In the mathematical field of graph theory, the null graph may refer either to the order-zero graph, or alternatively, to any edgeless graph (the latter is sometimes called an empty graph).

## Order-zero graph

Order-zero graph (null graph)
Vertices 0
Edges 0
Diameter 0
Girth $\infty$
Automorphisms 1
Chromatic number 0
Chromatic index 0
Genus 0
Properties Integral
Symmetric
Notation $K_0$

The order-zero graph $K_0$ is the unique graph of order zero (having zero vertices). As a consequence, it also has zero edges. In some contexts, $K_0$ is excluded from being considered a graph (either by definition, or more simply as a matter of convenience).

The order-zero graph is the initial object in the category of graphs, according to some definitions of a category of graphs.
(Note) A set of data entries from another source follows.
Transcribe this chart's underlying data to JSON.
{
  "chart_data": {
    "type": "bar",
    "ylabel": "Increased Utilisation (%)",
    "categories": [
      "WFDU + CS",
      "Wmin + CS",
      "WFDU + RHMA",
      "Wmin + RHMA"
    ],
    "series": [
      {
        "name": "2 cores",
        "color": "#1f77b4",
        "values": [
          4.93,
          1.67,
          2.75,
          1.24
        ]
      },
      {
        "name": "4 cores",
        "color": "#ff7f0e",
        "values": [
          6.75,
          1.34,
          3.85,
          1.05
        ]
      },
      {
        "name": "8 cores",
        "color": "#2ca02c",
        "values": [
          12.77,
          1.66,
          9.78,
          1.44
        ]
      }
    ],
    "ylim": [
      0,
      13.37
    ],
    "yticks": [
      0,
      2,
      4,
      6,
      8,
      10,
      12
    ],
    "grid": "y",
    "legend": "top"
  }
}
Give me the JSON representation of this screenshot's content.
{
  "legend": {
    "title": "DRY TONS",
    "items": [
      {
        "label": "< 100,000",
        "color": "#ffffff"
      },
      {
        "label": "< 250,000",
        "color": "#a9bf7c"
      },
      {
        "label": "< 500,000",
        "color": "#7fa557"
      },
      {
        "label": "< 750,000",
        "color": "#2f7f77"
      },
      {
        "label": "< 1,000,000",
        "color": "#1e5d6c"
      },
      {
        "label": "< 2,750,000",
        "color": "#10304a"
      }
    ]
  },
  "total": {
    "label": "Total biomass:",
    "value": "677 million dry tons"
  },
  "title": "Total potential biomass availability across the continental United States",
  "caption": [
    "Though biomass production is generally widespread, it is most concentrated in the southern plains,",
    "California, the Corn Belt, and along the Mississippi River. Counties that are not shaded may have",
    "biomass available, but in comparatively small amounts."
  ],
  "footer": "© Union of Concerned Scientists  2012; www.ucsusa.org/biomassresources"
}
Its inclusion within the definition of graph theory is more useful in some contexts than others. On the positive side, $K_0$ follows naturally from the usual set-theoretic definitions of a graph (it is the ordered pair of empty sets), and in recursively defined data structures $K_0$ is useful for defining the base case for recursion (by treating the null tree as the child of missing edges in any non-null binary tree, every non-null binary tree has exactly two children). On the negative side, most well-defined formulas for graph properties must include exceptions for $K_0$ if it is included as a graph ("counting all strongly connected components of a graph" would become "counting all non-null strongly connected components of a graph"). Due to the undesirable aspects, it is usually assumed in literature that the term "graph" implies "graph with at least one vertex" unless context suggests otherwise.[1][2]

When acknowledged, $K_0$ fulfills (vacuously) most of the same basic graph properties as $K_1$ (the graph with one vertex and no edges): it has a size of zero, it is equal to its complement graph ($\bar K_0$), it is a connected component (namely, $\forall x \isin V : \forall y \isin V : \exists \text{path}(x,y)$), a forest, and a planar graph. It may be an undirected graph or a directed graph (or even both); when considered as directed, it is a directed acyclic graph, and it is both a complete graph and an empty graph (just to name a few). However, definitions for each of these graph properties will vary depending on whether context allows for $K_0$.

## Edgeless graph

Edgeless graph (empty graph, null graph)
Vertices n
Edges 0
Diameter 0
Girth $\infty$
Automorphisms n!
Chromatic number 1
Chromatic index 0
Genus 0
Properties Integral
Symmetric
Notation $\bar K_n$

For each natural number n, the edgeless graph (or empty graph) $\bar K_n$ is the graph with n vertices and zero edges. An edgeless graph is occasionally referred to as a null graph in contexts where the order-zero graph is not permitted.[3][4]

The n-vertex edgeless graph is the complement graph for the complete graph $K_n$, and therefore it is commonly denoted as $\bar K_n$.